Obviously, I'm not a "color chart" person.:lol:Thanksfor this extremely useful contribution :rolleyes:, but I know what I'm doing and can make my own decisions, thank you... To each his own. Live and let live. Etc.

WFMartin
10-14-2013, 03:26 PM
Well, I really must apologize to you. We all glean value, and enjoyment from doing many sorts of things that are related to painting, some of which may seem unimportant or redundant to others, and we should all be respectful of each others' approaches, for sure.

For example, I personally take great pride in canvas preparation--an act that may seem pure nonsense to those who prefer not to do that. I also take a great deal of enjoyment in the simple polishing of my wooden palette after each session. What some consider a "chore", I find great satisfaction in doing.

So, you are, indeed, correct.....to each his own. You are performing a procedure that you consider to be important to your operation, and I should have respected your desire to do so.

So.......I'm sorry.:o

0chre
10-15-2013, 07:19 AM
Thanks for your reply, it's much appreciated. Don't worry about it, we all say things we wish we hadn't, sometimes. I hope my sarcastic remark hasn't made you feel too bad. Your apologies are kindly accepted and much appreciated! :)

(BTW, I totally understand your enjoyment of polishing your palette. I enjoyed it very much, too, when I used a wooden palette and thought I was a bit loopy for getting pleasure from cleaning and polishing it! ;))

Deshy
10-17-2013, 01:27 AM
I once did this myself but later realised that I don't remember half of what I mixed. :( I'm trying to learn as I paint, because I'm too lazy for this kind of color study.

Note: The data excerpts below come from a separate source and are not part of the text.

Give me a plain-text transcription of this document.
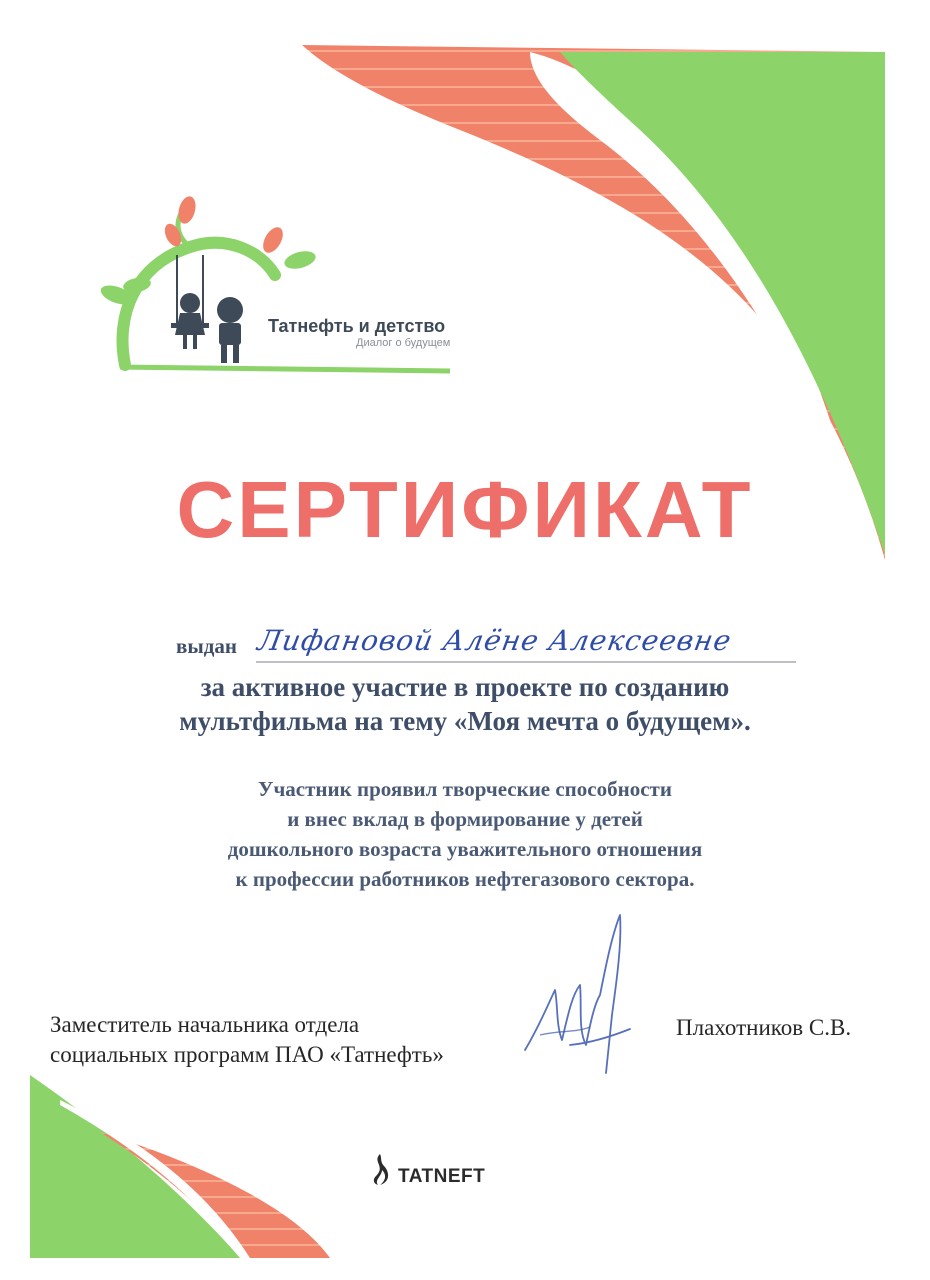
Татнефть и детство
Диалог о будущем
СЕРТИФИКАТ
выдан Лифановой Алёне Алексеевне
за активное участие в проекте по созданию
мультфильма на тему «Моя мечта о будущем».
Участник проявил творческие способности
и внес вклад в формирование у детей
дошкольного возраста уважительного отношения
к профессии работников нефтегазового сектора.
Заместитель начальника отдела
социальных программ ПАО «Татнефть»
Плахотников С.В.
TATNEFT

I need to expand my color palette seriously though. I'm pretty limited right now. :( Trying to learn this color business, so thanks a lot for sharing your findings and taking the time to do this.

0chre
10-17-2013, 04:30 AM
I once did this myself but later realised that I don't remember half of what I mixed. :( I'm trying to learn as I paint, because I'm too lazy for this kind of color study. I need to expand my color palette seriously though. I'm pretty limited right now. :( Trying to learn this color business, so thanks a lot for sharing your findings and taking the time to do this.You're welcome! A limited palette can be very effective though and can lead to impressive results. It can be a very good way to learn the "color business".

Mythrill
10-17-2013, 06:23 AM
I once did this myself but later realised that I don't remember half of what I mixed. :( I'm trying to learn as I paint, because I'm too lazy for this kind of color study. I need to expand my color palette seriously though. I'm pretty limited right now. :( Trying to learn this color business, so thanks a lot for sharing your findings and taking the time to do this.

Deshy, the color chars are very useful if you have trouble remembering mixes! Write down the two base colors used, the proportions (if you can measure them,) the resulting mix, and keep the color chart for future reference.

When I'm working on a particular painting, if I'm in doubt about which blue to use, for instance, I mix them both with different colors and wait the results to dry. I hope this helps you!